The Norton Critical Edition of Álvar Núñez Cabeza de Vaca’s Relacíon is the latest mark that the work has entered the American literary canon. The Relacíon, first published in 1542, then again in 1555, tells of three hundred Spanish conquistadors sailing to the west coast of Florida; traveling the peninsula by foot; being separated from their ships; building makeshift boats to sail the Gulf of Mexico; being stranded on Galveston Island; dwindling to four survivors, three Spanish gentlemen and an African slave; living as captives; traveling from the Gulf of Mexico to the Pacific; surviving as faith healers; and having mixed feelings upon arriving in Mexico, where Native Americans, companions and saviors during the Spanish survivors’ travels, are being enslaved. It is no wonder that the non-fiction Relacíon has been called novel-like. As Ilan Stavans points out in his introduction to this Norton Critical Edition, it is a forerunner of American narratives of self-discovery, of self-invention, and of magic realism (x–xi). It is a complex and fascinating story, so there is little wonder why Cabeza de Vaca’s text has become central among early European writings about North America. The question becomes, then, where does the Stavans and Frye version fit among classroom-oriented editions of Cabeza de Vaca’s work. [End Page 528]

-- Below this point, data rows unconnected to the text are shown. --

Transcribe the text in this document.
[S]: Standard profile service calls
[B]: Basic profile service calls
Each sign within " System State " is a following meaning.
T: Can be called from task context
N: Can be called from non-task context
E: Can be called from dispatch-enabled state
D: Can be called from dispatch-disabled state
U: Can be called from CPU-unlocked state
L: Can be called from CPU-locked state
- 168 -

To begin, anthropologist David Frye’s new translation of the Relacíon works well. When I first taught the text in 1991, the only affordable translation was historian Cyclone Covey’s problematic Cabeza de Vaca’s Adventures in the Unknown Interior of America (New York: Collier, 1961), which rearranged material, putting events in their “proper” order, and interjected square bracketed explanatory notes throughout. Covey’s edition is still widely available and used in classrooms, reprinted by the University of New Mexico Press in 1983, and republished as The Journey and Ordeal of Cabeza de Vaca: His Account of the Disastrous First European Exploration of the American Southwest (Mineola, NY: Dover, 2003). Since the early 1990s, several affordable and more literarily aware translations have appeared, including The Account: Álvar Núñez Cabeza de Vaca’s Relacíon, translated by Martin A. Favata and José B. Fernández (Houston: Arte Público P, 1993); Castaways, edited by Enrique Pupo-Walker and translated by Frances M. López-Morillas (Berkeley: U of California P, 1993); The Narrative of Cabeza de Vaca (Lincoln: U of Nebraska P, 2003), excerpted from Rolena Adorno and Patrick Charles Pautz’s 1999 three-volume edition, translation, and study; and Chronicle of the Narváez Expedition, Harold Augenbraum’s revision of Fanny Bandelier’s 1904 translation, introduced by Stavans (New York: Penguin, 2002). Finally, archaeologist Alex D. Krieger’s We Came Naked and Barefoot: The Journey of Cabeza de Vaca across North America includes Krieger’s translation of the Relacíon as an appendix (Austin: U of Texas P, 2002).

Each translation, including Frye’s, reflects the translator’s background. Adorno and Pautz work as bibliographers, translating the 1542 publication, maintaining original paragraphing and capitalization while omitting the later 1555 chapter divisions. Other translations are based on the 1555 edition, including chapter divisions and additional paragraph breaks for easier reading, and the translators have differed in choosing how much to modernize vocabulary, phrasing, and capitalization. Krieger’s translation is similar to Covey’s in inserting interpretative material in square brackets, but Krieger inserts much less than Covey. Frye’s language is perhaps the most modern, making the work feel contemporary without mis-representing the voice of the original. All the translations include notes on sixteenth-century Spanish terms, identification of Native American cultures, geographic locations, and so on. Frye’s are among the most extensive, on par with Favata and Fernández’s, but with a slightly more culturalanthropological [End Page 529] rather than historical bent. Whether a new translation was really needed, Frye’s stands up well.